Никишкин сознавал, что его отдел – много главнее обычных – простых, производственных. Оттуда начальники сами на тырлах к нему приходили, просили:– Михаил Степанович, нам, знаете, гидродинамик сейчас позарез нужен. Вот, гляньте, нашли, один тут – молодой, способный.
Возьмет Никишкин анкетку двумя пальцами, на свет поднесет и присвистнет:
– Кого ты мне, Клюев, сватать пришел. Не видишь разве, что у него французы фигурируют по материнской линии. Почему я один за всех головой думать должный?
Никто ему, кажется, особых инструкций не давал, таких, чтобы уже совершенно детальных. Работал Никишкин, себя не жалел, с выдумкой и огоньком. Кому было непонятно – терпеливо с душой разъяснял высшие соображения:
– Я и не виню пока тебя, Клюев. – Этот вопрос легко проморгать – угрозу мирового сионизма. Такая эта невидимая штука – они в тебя без мыла проникнут и изнутри незаметно живьем поедят. Мы все хотим добренькие быть. Конечно, конечно, у нас равный союз наций и все такое, но евреи с пеленок чумку несут. Политической слепотой, Клюев, попахивает, опомнишься – поздно будет. А ты мне тут муру всякую, про гидродинамику – чушь-то какая!
Процентную норму содержал в чистоте – муха не проскочит. Заимел животик и усталый, отеческий взгляд. Анекдотов давно не рассказывал, больше слушал и одобрял:
– Неплохо. Где-то, даже смешно. Имеется юмор.
Или: – С чужого голоса поете. Бросьте!
Главными его страстями стало слушать сводку погоды и шмякать воблой об угол стола в райкомовском буфете. Еще лучше – париться в закрытой парной с партначальством и, завернувшись в простыни, не спеша обсуждать вопросы, не с кондачка, не так как всякому просто покажется:
– Товарищ Парфенов мне лично сказал...назначим комиссию и подработаем мнение. Массам потом разъясним, соответственно...
Выпив по хорошему случаю, мечтал от души:
– Эх, бросить бы все и – на рыбалку или в лес с ружьишком, грибки там, ягодки. Хорошие наши места!
Взять на 'ответственную' охоту его обещали, пока не брали, но и неважно – в конце мечтаний обязательно следовало:
– Нет, не могу – дел невпроворот. Покой нам только снится.
В один из отпусков в бархатный сезон, заглянул он по дороге проездом с курорта Сочи-Мацеста к маме, старушке. Она еще в том, первом городе осталась.
Усохшая, маленькая мама-Шура наглядеться на него не могла, крутилась, угощала – борщ, котлетки. Все бы ей только рядышком сидеть и смотреть, как Мишенька жует.
– Вот этот теперь попробуй, с капустой у меня, кажись, вышел. Каков скажи?
– Кусн-ошшн, – шамкал Миша с набитым ртом.
– Ой, Мишенька, – не останавливалась, шептала мать.– С левой-то стороны шрам вроде еще видать. Как, не больно?

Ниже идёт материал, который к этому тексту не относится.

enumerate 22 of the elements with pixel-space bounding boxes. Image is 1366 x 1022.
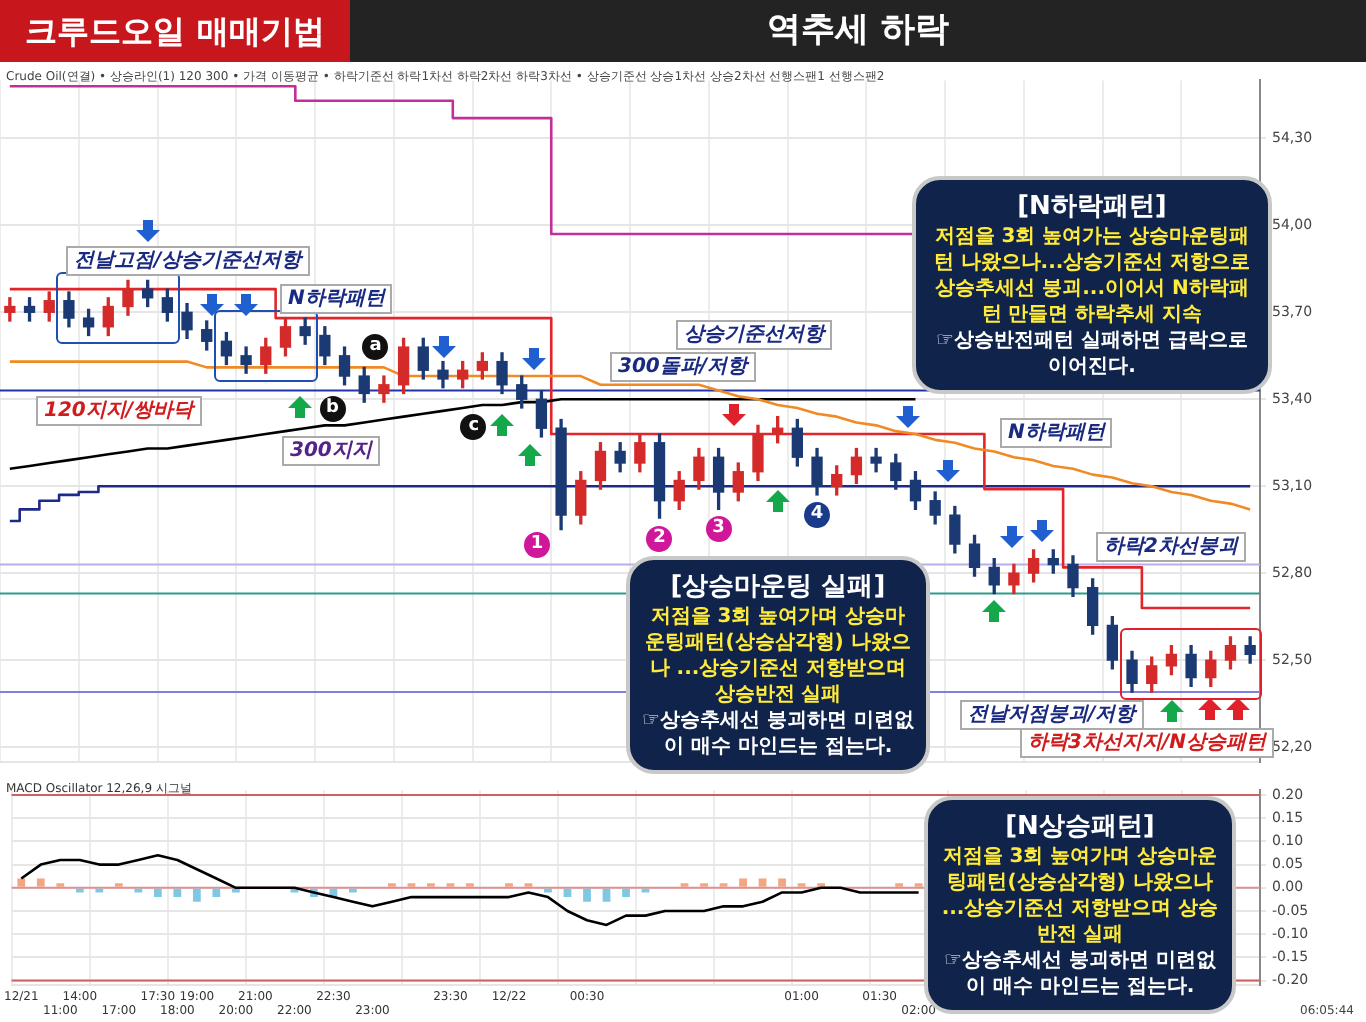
chart-title: 역추세 하락 [350,0,1366,62]
annotation: 1 [524,532,551,559]
chart-subtitle: 크루드오일 매매기법 [0,0,350,62]
annotation: c [460,413,487,440]
annotation: 상승기준선저항 [676,319,832,349]
annotation: N하락패턴 [1000,417,1113,447]
annotation: a [362,334,389,361]
annotation: [N하락패턴] 저점을 3회 높여가는 상승마운팅패턴 나왔으나...상승기준선 저항으로 상승추세선 붕괴...이어서 N하락패턴 만들면 하락추세 지속 ☞상승반전패턴 실패하면 급락으로 이어진다. [931,190,1253,380]
annotation: 3 [705,516,732,543]
annotation: 하락3차선지지/N상승패턴 [1020,727,1274,757]
annotation: 전날고점/상승기준선저항 [66,245,310,275]
annotation: [N상승패턴] 저점을 3회 높여가며 상승마운팅패턴(상승삼각형) 나왔으나 ...상승기준선 저항받으며 상승반전 실패 ☞상승추세선 붕괴하면 미련없이 매수 마인드는 접는다. [940,810,1220,1000]
annotation: b [319,395,346,422]
annotation: 120지지/쌍바닥 [36,395,202,425]
annotation: 전날저점붕괴/저항 [960,699,1144,729]
annotation: 하락2차선붕괴 [1096,531,1246,561]
annotation: N하락패턴 [280,283,393,313]
annotation: 2 [646,525,673,552]
annotation: [상승마운팅 실패] 저점을 3회 높여가며 상승마운팅패턴(상승삼각형) 나왔으나 ...상승기준선 저항받으며 상승반전 실패 ☞상승추세선 붕괴하면 미련없이 매수 마인드는 접는다. [642,570,914,760]
annotation: 4 [804,501,831,528]
annotation: 300돌파/저항 [610,351,756,381]
annotation: 300지지 [282,435,380,465]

– Ну вы, мамаш, вспомнили! Тож так – загар из Сочей. Соображать надо.
– Слава Господу, – причитала мать. – Прости, что вспоминаю. Ты человек большой теперь и умный. Говорила же – зря убивался. Ишь какой стал из себя директор. У тебя любой совет можно спросить, можно и сказать любое-всякое...
– В чем суть просьбы? Валяйте, мамаша, – разрешал, переходя к пирогам, Миша.
– Пока я добрый.
– Нет, не просьбы, Мишенька, я давно собиралась. Прости мать-старуху, сомневалась по глупости... Видишь ли, Мишенька, я тебя когда из детдома приняла, своих Бог не дал... А твои-то родители, мы их со Степаном знали, евреями они были, упокой их душу. Их немец убил. Помолись за них, Мишенька...
Побледнел Никишкин. Защипало в носу, загар весь пропал, а боль вернулась.
– Не-е-е, – закричал не своим голосом, – Н-е-е...
Уж до того надрывался, родимый – крик в ушах до сих пор стоит.